China is test bed for new ad techniques

China and other Asian media markets are likely to turn into exporters to the West of advertising on mobile and other interactive media over the coming year, executives at international media buying groups predicted on Monday. Read original article.

Experts believe the scale of markets such as China, and the proliferation of groups that own assets across different media classes, is encouraging Western brands to develop new marketing techniques which they will later bring to Europe and the US.

Opportunities to test mobile advertising, which has been slow to develop in Europe, are seen as particularly strong in the region.

Sprite, the soft drink brand owned by Coca-Cola, is about to launch in the US a version of a mobile-based social networking service, Sprite Yard, first developed in China. Aegis, the UK-listed media buying group which developed the campaign, plans to roll out the service to eight markets by end of next year in a bid to make it the first international attempt to provide a social networking service on mobiles.

Nigel Morris, chief executive of Isobar, the Aegis division which produced Sprite Yard, said Isobar had already developed a Chinese content website for Coca-Cola which had amassed 35m subscribers. The site, Icoke, is thought to be the most popular global web property of the US drinks group.

Speaking to the FT at the Cannes Lions International Advertising Festival, Mr Morris said: “People look at the apparently low level of internet penetration in China and assume that the digital market is going to be relatively unsophisticated, but it really is not.”

Zenith Optimedia, part of Publicis, the Paris-listed marketing services group, also argues that the sheer scale of the Chinese market – Zenith forecasts that the number of online gamers in China will exceed the total UK population next year – could make it a valuable development base for skills and practices destined to be brought to Western markets at a later date.

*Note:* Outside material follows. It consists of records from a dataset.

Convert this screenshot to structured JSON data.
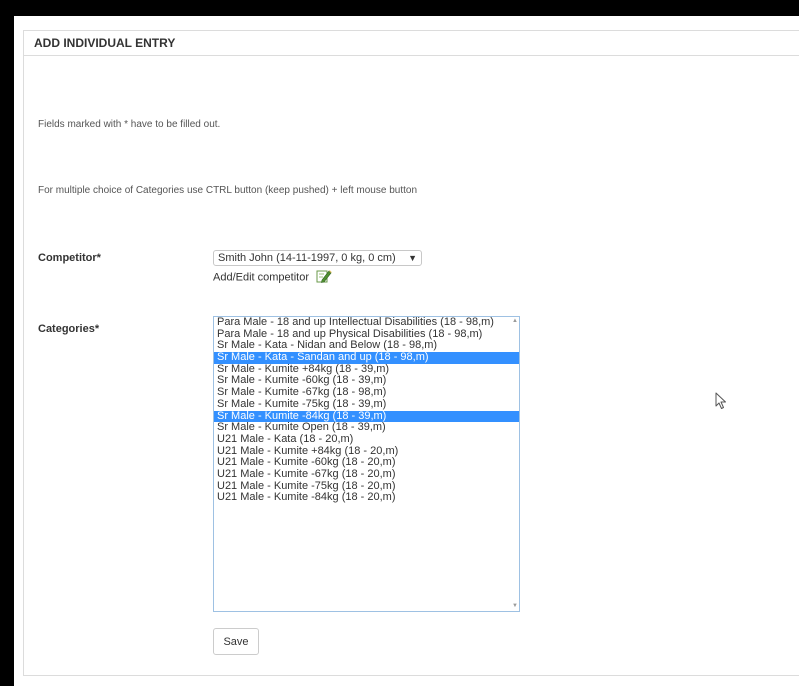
{
  "panel": {
    "title": "ADD INDIVIDUAL ENTRY"
  },
  "notes": {
    "required": "Fields marked with * have to be filled out.",
    "multiselect": "For multiple choice of Categories use CTRL button (keep pushed) + left mouse button"
  },
  "competitor": {
    "label": "Competitor*",
    "selected": "Smith John (14-11-1997, 0 kg, 0 cm)",
    "arrow": "▼",
    "add_edit_label": "Add/Edit competitor",
    "add_edit_icon": "edit-pencil-icon"
  },
  "categories": {
    "label": "Categories*",
    "options": [
      {
        "label": "Para Male - 18 and up Intellectual Disabilities (18 - 98,m)",
        "selected": false
      },
      {
        "label": "Para Male - 18 and up Physical Disabilities (18 - 98,m)",
        "selected": false
      },
      {
        "label": "Sr Male - Kata - Nidan and Below (18 - 98,m)",
        "selected": false
      },
      {
        "label": "Sr Male - Kata - Sandan and up (18 - 98,m)",
        "selected": true
      },
      {
        "label": "Sr Male - Kumite +84kg (18 - 39,m)",
        "selected": false
      },
      {
        "label": "Sr Male - Kumite -60kg (18 - 39,m)",
        "selected": false
      },
      {
        "label": "Sr Male - Kumite -67kg (18 - 98,m)",
        "selected": false
      },
      {
        "label": "Sr Male - Kumite -75kg (18 - 39,m)",
        "selected": false
      },
      {
        "label": "Sr Male - Kumite -84kg (18 - 39,m)",
        "selected": true
      },
      {
        "label": "Sr Male - Kumite Open (18 - 39,m)",
        "selected": false
      },
      {
        "label": "U21 Male - Kata (18 - 20,m)",
        "selected": false
      },
      {
        "label": "U21 Male - Kumite +84kg (18 - 20,m)",
        "selected": false
      },
      {
        "label": "U21 Male - Kumite -60kg (18 - 20,m)",
        "selected": false
      },
      {
        "label": "U21 Male - Kumite -67kg (18 - 20,m)",
        "selected": false
      },
      {
        "label": "U21 Male - Kumite -75kg (18 - 20,m)",
        "selected": false
      },
      {
        "label": "U21 Male - Kumite -84kg (18 - 20,m)",
        "selected": false
      }
    ],
    "scroll_up": "▲",
    "scroll_down": "▼"
  },
  "actions": {
    "save_label": "Save"
  },
  "colors": {
    "selected_bg": "#3390ff",
    "list_border": "#9ec1e3",
    "panel_border": "#dcdcdc"
  }
}
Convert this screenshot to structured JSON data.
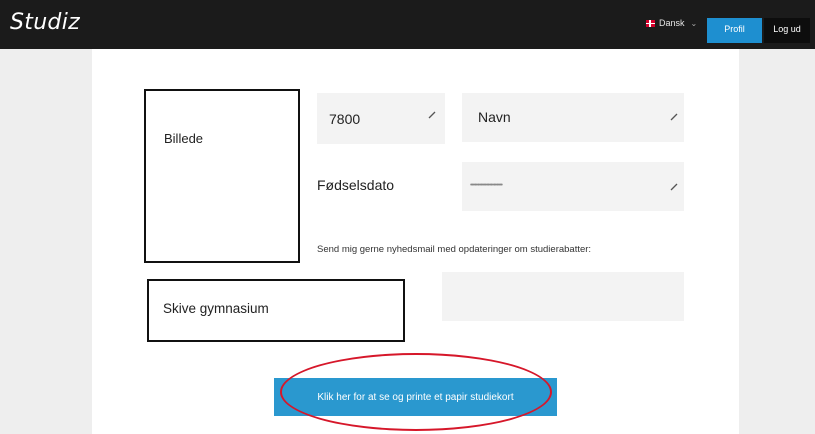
{
  "header": {
    "logo": "Studiz",
    "language": "Dansk",
    "profile_button": "Profil",
    "logout_button": "Log ud"
  },
  "profile": {
    "photo_label": "Billede",
    "zip_value": "7800",
    "name_value": "Navn",
    "dob_label": "Fødselsdato",
    "dob_value": "••••••••••••••••••••••",
    "newsletter_text": "Send mig gerne nyhedsmail med opdateringer om studierabatter:",
    "school": "Skive gymnasium"
  },
  "actions": {
    "print_card": "Klik her for at se og printe et papir studiekort"
  },
  "colors": {
    "header_bg": "#1b1b1b",
    "accent": "#2a98cf",
    "annotation": "#d6172a"
  },
  "icons": [
    "pencil-icon",
    "danish-flag-icon",
    "chevron-down-icon"
  ]
}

In some instances, consumers have “leapfrogged” Western consumers’ conventional technological progression, moving straight to mobile without having first owned a fixed line service, or directly to broadband internet access without any experience of dial-up web surfing.

John Taylor, worldwide director of client services at Zenith Optimedia, which works for advertisers such as L’Oreal in China said: “There is a lot of talk in europe about advertisers using mobile coupons or advertising, but when you go to places like China and south Korea, the consumers are actually doing it already.”

In Western markets, development of mobile advertising has been hampered by the technical and commercial difficulties of finding partnerships between the advertiser, the mobile operator and consumers, who may be deterred if they are charged for replying to campaigns using text messages.